Lognormal stock price distribution
Interactive exploration of the lognormal model for stock prices and exceedance probabilities
A common assumption in risk management is that the stock price \(S_T\) at time \(T\) follows a lognormal distribution (see Hull 2023, chap. 10):
\[ \ln S_T \sim \phi\!\left[\ln S_0 + \left(\mu - \frac{\sigma^2}{2}\right)T,\; \sigma^2 T\right] \]
where \(S_0\) is the current price, \(\mu\) is the expected return per year, and \(\sigma\) is the volatility per year.
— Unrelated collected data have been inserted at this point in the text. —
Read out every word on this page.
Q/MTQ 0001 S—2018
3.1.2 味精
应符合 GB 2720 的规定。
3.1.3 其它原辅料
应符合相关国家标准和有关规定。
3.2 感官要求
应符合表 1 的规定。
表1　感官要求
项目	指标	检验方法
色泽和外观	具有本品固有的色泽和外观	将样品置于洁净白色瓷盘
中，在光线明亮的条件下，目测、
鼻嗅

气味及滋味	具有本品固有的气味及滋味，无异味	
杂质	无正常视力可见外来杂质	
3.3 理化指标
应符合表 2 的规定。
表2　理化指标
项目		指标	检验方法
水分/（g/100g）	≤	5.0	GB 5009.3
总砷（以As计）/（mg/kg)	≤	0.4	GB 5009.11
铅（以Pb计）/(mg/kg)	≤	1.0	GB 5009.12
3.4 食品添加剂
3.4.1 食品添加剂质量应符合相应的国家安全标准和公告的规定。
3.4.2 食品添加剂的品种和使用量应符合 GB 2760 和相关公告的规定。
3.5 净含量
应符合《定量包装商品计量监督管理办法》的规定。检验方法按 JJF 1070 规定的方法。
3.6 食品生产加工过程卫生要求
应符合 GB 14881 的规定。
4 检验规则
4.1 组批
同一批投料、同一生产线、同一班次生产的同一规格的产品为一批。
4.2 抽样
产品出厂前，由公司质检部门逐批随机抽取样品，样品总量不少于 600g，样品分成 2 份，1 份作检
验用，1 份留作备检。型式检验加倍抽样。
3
The probability that \(S_T\) exceeds a threshold \(V\) is \(N(d_2)\), where:
\[ d_2 = \frac{\ln(S_0/V) + (\mu - \sigma^2/2)\,T}{\sigma\sqrt{T}} \]
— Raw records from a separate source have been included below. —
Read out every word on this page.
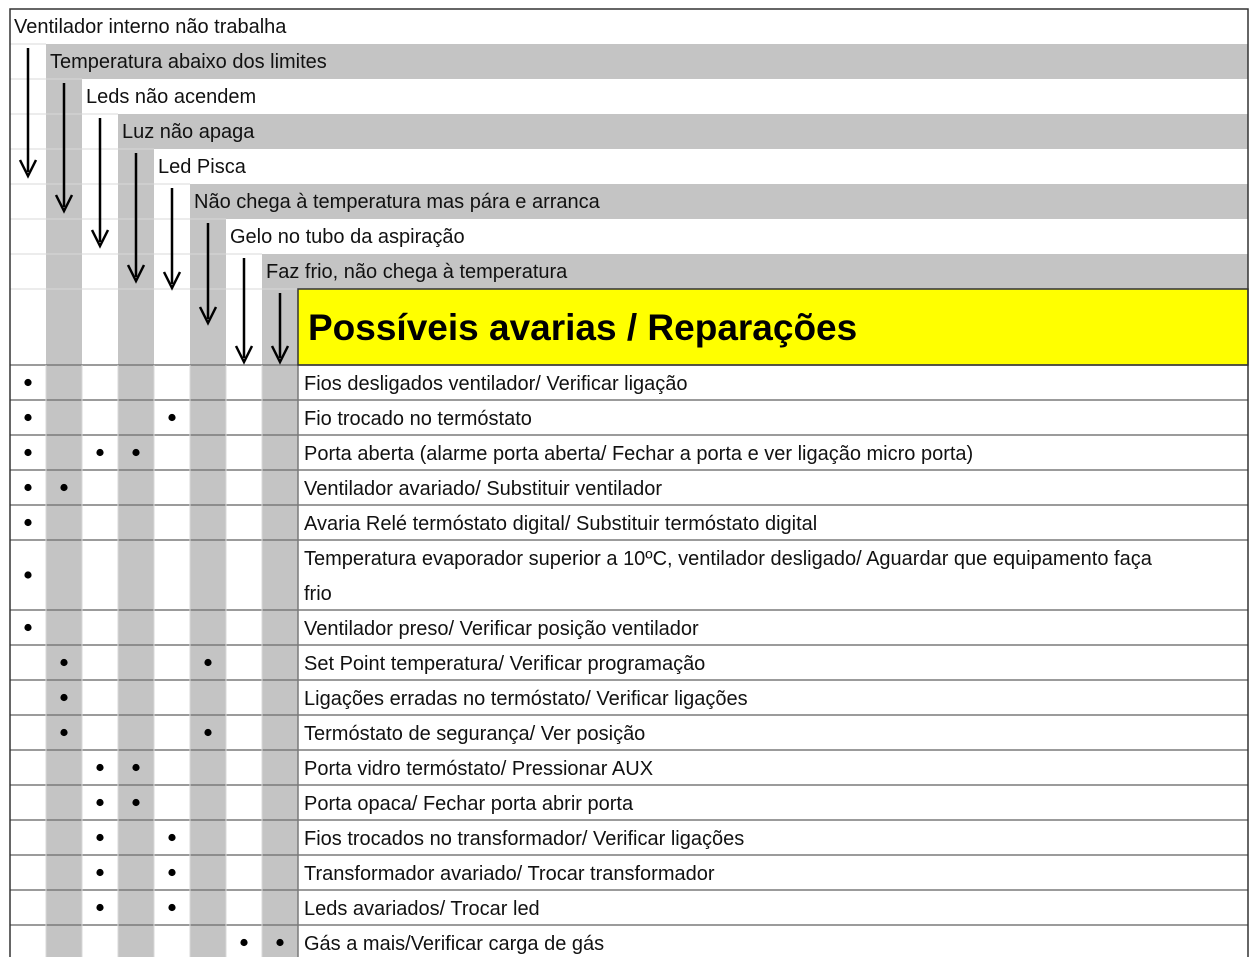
Ventilador interno não trabalha
Temperatura abaixo dos limites
Leds não acendem
Luz não apaga
Led Pisca
Não chega à temperatura mas pára e arranca
Gelo no tubo da aspiração
Faz frio, não chega à temperatura
Possíveis avarias / Reparações
Fios desligados ventilador/ Verificar ligação
Fio trocado no termóstato
Porta aberta (alarme porta aberta/ Fechar a porta e ver ligação micro porta)
Ventilador avariado/ Substituir ventilador
Avaria Relé termóstato digital/ Substituir termóstato digital
Temperatura evaporador superior a 10ºC, ventilador desligado/ Aguardar que equipamento faça
frio
Ventilador preso/ Verificar posição ventilador
Set Point temperatura/ Verificar programação
Ligações erradas no termóstato/ Verificar ligações
Termóstato de segurança/ Ver posição
Porta vidro termóstato/ Pressionar AUX
Porta opaca/ Fechar porta abrir porta
Fios trocados no transformador/ Verificar ligações
Transformador avariado/ Trocar transformador
Leds avariados/ Trocar led
Gás a mais/Verificar carga de gás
Adjust the parameters below to explore how the distribution changes shape.
Tip
How to experiment
- Increase \(\sigma\) to see the distribution fan out and become more right-skewed.
- Increase \(T\) for a similar effect — uncertainty grows with time.
- Move the threshold \(V\) to read off exceedance probabilities directly.
Note
Lognormal vs normal
The lognormal distribution ensures that stock prices remain positive — a realistic property that a normal distribution cannot guarantee. Notice that the distribution is right-skewed: the mean exceeds the median, and the right tail extends further than the left. This skew increases with volatility and time horizon.
References
Hull, John. 2023. Risk Management and Financial Institutions. 6th ed. New Jersey: John Wiley & Sons.